An Authentic Account of the Massacre of Joseph Smith, the Mormon Prophet, and Hyrum Smith, His Brother: Together with a Brief History of the Rise and Progress of Mormonism, and All the Circumstances Which Led to Their Death, by George T.M. Davis
Admittedly, the history of Mormons and Mormonism is not a great subject of interest on this particular blog . Even so, as a student of 19th century history, the history of the Mormon movement in the United States forms at least some part of that study and is something which has an occasional relevance on my own readings. As such, I was pleased to find this particular classic reprint of a long-forgotten work which provides a detailed if ferociously anti-Mormon account of the acts of vigilantism which led to the death of Joseph Smith and his brother Hiram. What makes this particular pamphlet notable is the way that the author is relentlessly hostile to the Mormons, but also is hostile to the vigilantes who killed the two Smiths and precipitated the flight of the surviving Mormons of Navoo to Utah shortly thereafter. As the author takes considerable pains to cite his sources but not to hide his own bias, this book is an interesting account and a worthwhile primary document to a contentious period of history.
This book consists of a short pamphlet of about 48 pages or so, give or take, that is all in one section. The author includes various contents including the accounts of those who left the Mormons (whom he calls in the language of the 19th century seceeders), as well as letters from the political and military leadership of Illinois, and this work certainly qualifies as a critical work of the highest order. Included are hostile accounts of the religious practices and beliefs of the Mormons, the way that they used their numbers to have corrupt influence over the government by demanding charters as well as in corrupting the legal processes of their areas, including cases of perjury and the denial of the freedom of the press. Likewise, the author shows himself to be hostile to the craven behavior of the political leadership and critical of the way that many Mormons were deceived into believing that Governor Ford of Illinois was their friend. No less unsparing of the enemies of the Mormons, the author also notes that the vigilante posse that killed the Smith brothers was also in the wrong and that the soldiers sent to guard the Mormon prisoners were derelict in their duty. Overall, the author makes similar points about the downsides of irregular justice that Lincoln did in his own Lyceum speech, and even cites the examples of Lovejoy and the mulatto burned in St. Louis that Lincoln did, even if he ends up being very unsympathetic to the Mormons.
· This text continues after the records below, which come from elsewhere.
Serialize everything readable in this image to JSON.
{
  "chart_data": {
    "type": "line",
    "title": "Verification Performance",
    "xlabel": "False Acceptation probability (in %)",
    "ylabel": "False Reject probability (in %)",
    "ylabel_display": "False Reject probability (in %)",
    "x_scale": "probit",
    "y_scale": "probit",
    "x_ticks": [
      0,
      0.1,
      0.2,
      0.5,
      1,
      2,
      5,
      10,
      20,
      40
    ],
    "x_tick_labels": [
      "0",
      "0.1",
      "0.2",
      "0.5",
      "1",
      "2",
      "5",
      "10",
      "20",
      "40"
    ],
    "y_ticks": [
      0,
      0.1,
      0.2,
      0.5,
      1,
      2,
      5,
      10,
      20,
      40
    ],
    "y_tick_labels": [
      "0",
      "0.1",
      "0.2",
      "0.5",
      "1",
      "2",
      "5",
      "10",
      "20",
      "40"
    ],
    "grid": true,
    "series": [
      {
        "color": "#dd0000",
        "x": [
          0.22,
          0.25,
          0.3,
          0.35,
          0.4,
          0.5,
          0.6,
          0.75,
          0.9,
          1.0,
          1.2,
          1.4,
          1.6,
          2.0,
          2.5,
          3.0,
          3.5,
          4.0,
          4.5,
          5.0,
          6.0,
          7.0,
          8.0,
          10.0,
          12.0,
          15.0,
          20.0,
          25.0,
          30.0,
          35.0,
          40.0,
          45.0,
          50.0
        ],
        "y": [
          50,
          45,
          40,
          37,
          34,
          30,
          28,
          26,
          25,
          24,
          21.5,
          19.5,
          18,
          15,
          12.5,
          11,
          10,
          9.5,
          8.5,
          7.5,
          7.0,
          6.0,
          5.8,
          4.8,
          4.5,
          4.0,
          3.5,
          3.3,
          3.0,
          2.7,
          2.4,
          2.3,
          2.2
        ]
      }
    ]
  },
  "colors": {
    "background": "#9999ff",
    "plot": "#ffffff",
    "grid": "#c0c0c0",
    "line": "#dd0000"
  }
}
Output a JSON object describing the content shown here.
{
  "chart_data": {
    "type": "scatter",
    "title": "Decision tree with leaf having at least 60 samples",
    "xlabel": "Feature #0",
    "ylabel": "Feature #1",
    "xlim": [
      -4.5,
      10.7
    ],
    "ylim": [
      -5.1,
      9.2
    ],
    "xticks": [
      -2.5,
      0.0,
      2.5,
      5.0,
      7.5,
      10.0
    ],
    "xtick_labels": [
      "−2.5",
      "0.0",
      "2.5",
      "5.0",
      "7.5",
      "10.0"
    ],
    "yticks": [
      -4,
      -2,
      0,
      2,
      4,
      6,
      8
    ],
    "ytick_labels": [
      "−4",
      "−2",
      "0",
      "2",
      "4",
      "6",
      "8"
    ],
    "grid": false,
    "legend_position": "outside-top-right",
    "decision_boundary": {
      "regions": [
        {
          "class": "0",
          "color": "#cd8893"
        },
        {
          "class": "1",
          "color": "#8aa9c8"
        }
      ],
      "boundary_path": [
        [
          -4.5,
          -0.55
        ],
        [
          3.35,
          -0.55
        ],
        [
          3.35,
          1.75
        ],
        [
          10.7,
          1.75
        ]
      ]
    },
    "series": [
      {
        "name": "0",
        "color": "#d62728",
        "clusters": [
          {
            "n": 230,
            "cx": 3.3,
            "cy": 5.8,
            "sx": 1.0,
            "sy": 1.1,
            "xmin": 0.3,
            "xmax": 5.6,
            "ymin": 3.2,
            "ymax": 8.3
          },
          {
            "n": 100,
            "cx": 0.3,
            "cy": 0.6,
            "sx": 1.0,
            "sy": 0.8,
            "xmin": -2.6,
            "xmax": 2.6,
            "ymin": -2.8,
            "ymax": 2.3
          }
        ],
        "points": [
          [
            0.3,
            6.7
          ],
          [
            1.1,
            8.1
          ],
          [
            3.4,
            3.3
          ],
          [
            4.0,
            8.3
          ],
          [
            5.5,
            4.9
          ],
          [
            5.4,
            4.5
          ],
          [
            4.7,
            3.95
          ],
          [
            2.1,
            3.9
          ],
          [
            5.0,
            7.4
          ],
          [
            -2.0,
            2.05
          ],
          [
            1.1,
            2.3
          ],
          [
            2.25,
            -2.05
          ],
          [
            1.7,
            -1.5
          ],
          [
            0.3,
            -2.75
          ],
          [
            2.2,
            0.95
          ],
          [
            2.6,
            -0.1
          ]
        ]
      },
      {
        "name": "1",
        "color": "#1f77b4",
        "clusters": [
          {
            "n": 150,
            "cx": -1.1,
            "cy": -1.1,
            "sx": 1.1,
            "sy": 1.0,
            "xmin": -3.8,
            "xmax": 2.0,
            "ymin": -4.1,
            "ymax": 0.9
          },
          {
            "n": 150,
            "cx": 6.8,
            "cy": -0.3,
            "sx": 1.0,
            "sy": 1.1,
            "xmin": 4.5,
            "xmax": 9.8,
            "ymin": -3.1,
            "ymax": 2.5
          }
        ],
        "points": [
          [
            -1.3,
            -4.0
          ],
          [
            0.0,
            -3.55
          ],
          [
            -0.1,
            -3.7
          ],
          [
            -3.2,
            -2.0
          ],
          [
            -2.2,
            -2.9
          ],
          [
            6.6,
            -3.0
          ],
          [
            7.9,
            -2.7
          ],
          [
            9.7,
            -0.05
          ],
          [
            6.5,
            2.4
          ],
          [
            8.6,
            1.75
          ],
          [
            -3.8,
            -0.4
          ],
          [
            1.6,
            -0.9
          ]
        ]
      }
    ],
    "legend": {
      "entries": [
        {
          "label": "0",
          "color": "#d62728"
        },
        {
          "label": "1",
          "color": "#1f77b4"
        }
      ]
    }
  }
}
Overall, this particular work is of value in a variety of ways. For one, it provides a detailed if hostile account of the death of Joseph Smith and the growing hostility to the Mormons that accompanied their increase of numbers and their rise of political power in Illinois. The author’s citation of early people who left the Mormons gives a picture of early Mormon beliefs and practices and contains heavy criticism of the mythology of Mormon views of Israelite origin that were already extant, as well as the tendency for many Mormon leaders to engage in the vain search for objects of plunder in the area of the old Mississippian culture centered in the region. As a historical source of unquestionable bias but also considerable even-handedness in its relentless criticism of civil and political elites as well as local vigilantes, the account provides a first-hand but hostile picture of the Mormons in Illinois from a witness of that period of history and provides a resource of worth in looking at the troubled nature of the rule of law in 19th century America, the history of religion as it relates to the Latter Day Saints, and an account of the troubled connection between church and state that remains relevant today.